Awe, @littlebluefox, I feel your pain. That’s how I felt (stopping & starting) before I finally stopped for good. You know, something I read recently really helped me and I wish I would’ve seen it earlier. It was, “Done is better than perfect.” We can’t hold ourselves to perfection, we’ll always fail. We can only do our best and, sometimes, it takes stopping & starting to teach us that we can do better, that we want better. We may have to go through what we go through to learn the lesson we are being taught. Nothing is wasted. Before I stopped 355 days ago, I felt the same way, fatter, older, lonely and wallowing in self-pity. I wanted change and by God, I got change, in all it’s many forms. Since I’ve stopped drinking, I’ve stopped smoking, I try to work-out regularly, I’m managing my weight, I’ve got more energy, I eat better, I take care of myself better, everything is better. That is what you have to look forward to. Forget the rear view mirror for now, look down the road in front of you. It’s a lovely view.

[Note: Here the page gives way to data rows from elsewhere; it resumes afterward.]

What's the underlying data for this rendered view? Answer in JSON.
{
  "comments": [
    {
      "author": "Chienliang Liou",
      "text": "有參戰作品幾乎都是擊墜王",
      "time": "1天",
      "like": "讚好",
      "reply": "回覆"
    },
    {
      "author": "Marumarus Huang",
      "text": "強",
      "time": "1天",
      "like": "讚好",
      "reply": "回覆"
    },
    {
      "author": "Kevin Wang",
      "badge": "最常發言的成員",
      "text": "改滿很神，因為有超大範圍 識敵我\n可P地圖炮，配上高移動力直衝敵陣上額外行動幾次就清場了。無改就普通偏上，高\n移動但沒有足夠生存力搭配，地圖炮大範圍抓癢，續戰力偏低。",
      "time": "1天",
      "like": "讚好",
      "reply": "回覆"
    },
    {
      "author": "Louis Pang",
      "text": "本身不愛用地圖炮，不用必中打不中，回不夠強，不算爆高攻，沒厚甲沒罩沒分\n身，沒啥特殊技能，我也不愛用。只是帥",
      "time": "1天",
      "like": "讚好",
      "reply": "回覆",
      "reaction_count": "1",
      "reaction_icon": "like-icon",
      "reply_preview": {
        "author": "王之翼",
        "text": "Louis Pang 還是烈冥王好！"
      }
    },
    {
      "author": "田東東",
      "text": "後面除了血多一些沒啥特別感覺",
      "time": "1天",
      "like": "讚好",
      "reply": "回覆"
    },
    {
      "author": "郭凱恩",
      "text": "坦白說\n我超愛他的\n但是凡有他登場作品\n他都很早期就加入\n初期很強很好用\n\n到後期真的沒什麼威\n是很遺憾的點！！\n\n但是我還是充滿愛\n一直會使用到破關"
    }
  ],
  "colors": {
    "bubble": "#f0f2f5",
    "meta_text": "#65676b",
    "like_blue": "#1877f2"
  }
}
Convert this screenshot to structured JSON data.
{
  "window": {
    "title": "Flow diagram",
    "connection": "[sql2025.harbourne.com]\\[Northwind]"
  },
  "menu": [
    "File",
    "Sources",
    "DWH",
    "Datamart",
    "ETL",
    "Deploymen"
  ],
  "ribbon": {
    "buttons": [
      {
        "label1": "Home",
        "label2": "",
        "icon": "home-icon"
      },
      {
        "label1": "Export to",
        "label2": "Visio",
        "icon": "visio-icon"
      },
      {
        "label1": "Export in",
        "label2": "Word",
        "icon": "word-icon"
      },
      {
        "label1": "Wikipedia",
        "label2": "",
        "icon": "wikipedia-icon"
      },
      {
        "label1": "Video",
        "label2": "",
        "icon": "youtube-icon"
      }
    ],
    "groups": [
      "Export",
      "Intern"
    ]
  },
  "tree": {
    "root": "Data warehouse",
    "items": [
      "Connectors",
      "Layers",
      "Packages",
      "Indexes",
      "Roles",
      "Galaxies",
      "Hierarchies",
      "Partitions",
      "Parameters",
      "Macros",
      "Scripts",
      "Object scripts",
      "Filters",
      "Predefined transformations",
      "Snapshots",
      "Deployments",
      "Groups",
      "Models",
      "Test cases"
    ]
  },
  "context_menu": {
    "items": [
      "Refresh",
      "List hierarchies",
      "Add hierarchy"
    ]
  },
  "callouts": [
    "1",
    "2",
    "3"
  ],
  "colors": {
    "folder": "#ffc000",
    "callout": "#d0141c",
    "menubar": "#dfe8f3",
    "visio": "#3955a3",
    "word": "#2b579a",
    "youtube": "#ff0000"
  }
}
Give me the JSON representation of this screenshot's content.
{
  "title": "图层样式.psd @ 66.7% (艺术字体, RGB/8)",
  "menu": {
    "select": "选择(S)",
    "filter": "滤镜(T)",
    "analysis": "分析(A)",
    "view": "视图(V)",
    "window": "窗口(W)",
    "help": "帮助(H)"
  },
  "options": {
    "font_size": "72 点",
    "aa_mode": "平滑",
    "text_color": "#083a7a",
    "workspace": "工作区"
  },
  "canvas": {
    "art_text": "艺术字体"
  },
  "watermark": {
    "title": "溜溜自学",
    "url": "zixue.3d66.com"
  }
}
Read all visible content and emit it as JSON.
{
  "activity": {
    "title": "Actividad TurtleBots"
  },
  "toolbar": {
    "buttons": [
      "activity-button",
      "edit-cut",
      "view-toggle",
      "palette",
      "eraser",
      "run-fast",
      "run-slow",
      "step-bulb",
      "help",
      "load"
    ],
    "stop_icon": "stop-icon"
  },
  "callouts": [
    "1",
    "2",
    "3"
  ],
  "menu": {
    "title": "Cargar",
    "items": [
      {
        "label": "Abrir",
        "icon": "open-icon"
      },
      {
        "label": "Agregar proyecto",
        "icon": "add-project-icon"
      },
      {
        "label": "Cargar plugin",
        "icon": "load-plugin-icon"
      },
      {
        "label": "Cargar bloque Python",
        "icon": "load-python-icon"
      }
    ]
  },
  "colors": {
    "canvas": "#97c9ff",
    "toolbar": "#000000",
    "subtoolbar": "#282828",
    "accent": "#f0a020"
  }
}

@tipsytoegal ~ Glad to read your post this morning. It is truly ironic that we can give up alcohol yet struggle to give up other less toxic things in our lives (or just as toxic things like smoking!). I will never understand that. It’s wonderful to feel like you truly belong somewhere, like Oregon. A place that feels like home. That’s a gift. Happy sober day.
It truly is amazing how much better our lives get without alcohol. In the beginning, I didn’t know how I was going to live without it! Now, AF, I wonder how I lived so long with it! Oh well, the past is gone forever and I’m thankful I’m sober today & coming up on 11 mths. Big huge congrats to you on 8 mths!!
@maril35, I’ve had to make friends with my little girl after many years of shutting her up, tossing her in a corner, keeping her in the dark with her secrets and blaming her for not knowing better. One day, very early in my sobriety, my Higher Power brought her to me and I embraced her, cried with her, forgave her, promised to protect her and love her. Since then, I’ve been playing with her, getting to know her, praying for her and reveling in the many positive traits she has. The experience has been life-changing. I urge you to consider doing something similar. Much love to you & happy sober day.
sorry to high jack your reply but cannot get my comment to post.
@mamatomany Today I am thankful for my afternoon nap when I should have been at work 🙂 I started a tumblr account this weekend, I take a photograph every day of something that I am thankful/grateful for. I want to do it for 365 days. We will see.